We generalize the semiclassical treatment of graviton radiation to gravitational scattering at very large energies $\sqrt{s}\gg m_P$ and finite scattering angles $\Theta_s$, so as to approach the collapse regime of impact parameters $b \simeq b_c \sim R\equiv 2G\sqrt{s}$. Our basic tool is the extension of the recently proposed, unified form of radiation to the ACV reduced-action model and to its resummed-eikonal exchange. By superimposing that radiation all-over eikonal scattering, we are able to derive the corresponding (unitary) coherent-state operator.

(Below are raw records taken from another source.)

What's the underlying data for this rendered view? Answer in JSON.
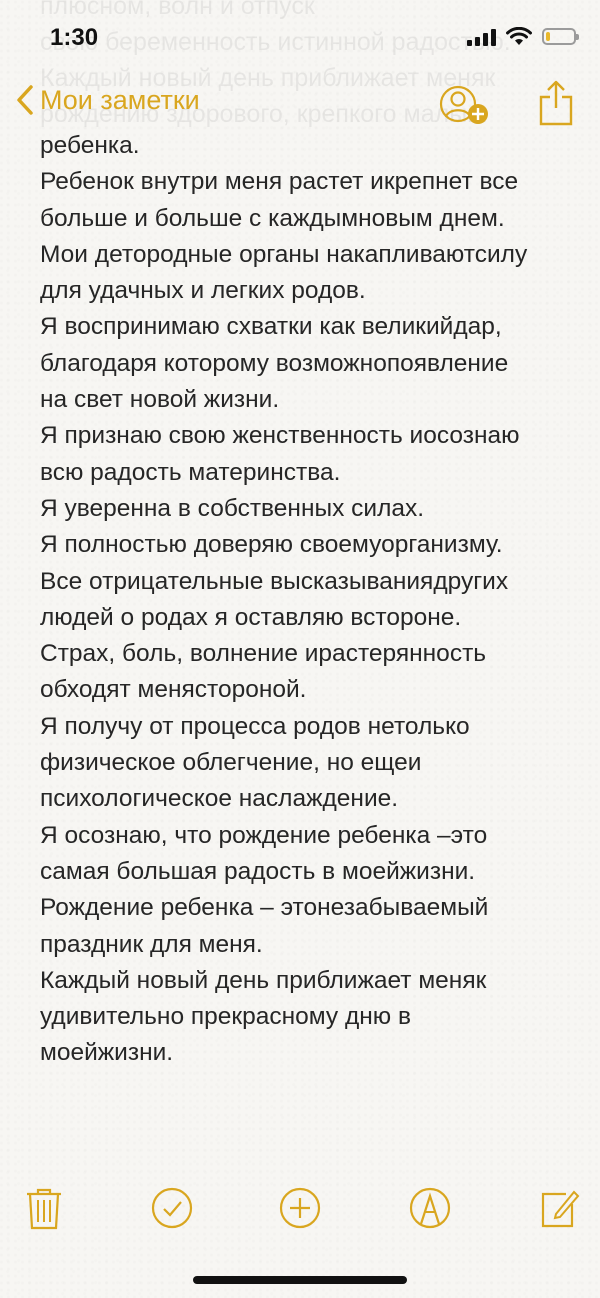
{
  "status_bar": {
    "time": "1:30"
  },
  "nav": {
    "back_label": "Мои заметки"
  },
  "ghost_lines": [
    "плюсном, волн и отпуск",
    "свою беременность истинной радостью.",
    "Каждый новый день приближает меняк",
    "рождению здорового, крепкого малыш",
    "ребенка."
  ],
  "note": {
    "lines": [
      "ребенка.",
      "Ребенок внутри меня растет икрепнет все",
      "больше и больше с каждымновым днем.",
      "Мои детородные органы накапливаютсилу",
      "для удачных и легких родов.",
      "Я воспринимаю схватки как великийдар,",
      "благодаря которому возможнопоявление",
      "на свет новой жизни.",
      "Я признаю свою женственность иосознаю",
      "всю радость материнства.",
      "Я уверенна в собственных силах.",
      "Я полностью доверяю своемуорганизму.",
      "Все отрицательные высказываниядругих",
      "людей о родах я оставляю всторонe.",
      "Страх, боль, волнение ирастерянность",
      "обходят менясторoной.",
      "Я получу от процесса родов нетолько",
      "физическое облегчение, но ещеи",
      "психологическое наслаждение.",
      "Я осознаю, что рождение ребенка –это",
      "самая большая радость в моейжизни.",
      "Рождение ребенка – этонезабываемый",
      "праздник для меня.",
      "Каждый новый день приближает меняк",
      "удивительно прекрасному дню в",
      "моейжизни."
    ]
  },
  "colors": {
    "accent": "#d9a61f",
    "text": "#262626",
    "background": "#f7f6f3"
  },
  "icons": {
    "back": "chevron-left-icon",
    "collaborate": "add-person-icon",
    "share": "share-icon",
    "delete": "trash-icon",
    "checklist": "checkmark-circle-icon",
    "new_item": "plus-circle-icon",
    "markup": "pen-circle-icon",
    "compose": "compose-icon"
  }
}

The resulting graviton spectrum, tuned on the gravitational radius $R$, fully agrees with previous calculations for small angles $\Theta_s\ll 1$ but, for sizeable angles $\Theta_s(b)\leq \Theta_c = O(1)$ acquires an exponential cutoff of the large $\omega R$ region, due to energy conservation, so as to emit a finite fraction of the total energy. In the approach-to-collapse regime of $b\to b_c^+$ we find a radiation enhancement due to large tidal forces, so that the whole energy is radiated off, with a large multiplicity $\langle N \rangle\sim Gs \gg 1$ and a well-defined frequency cutoff of order $R^{-1}$. The latter corresponds to the Hawking temperature for a black hole of mass notably smaller than $\sqrt{s}$.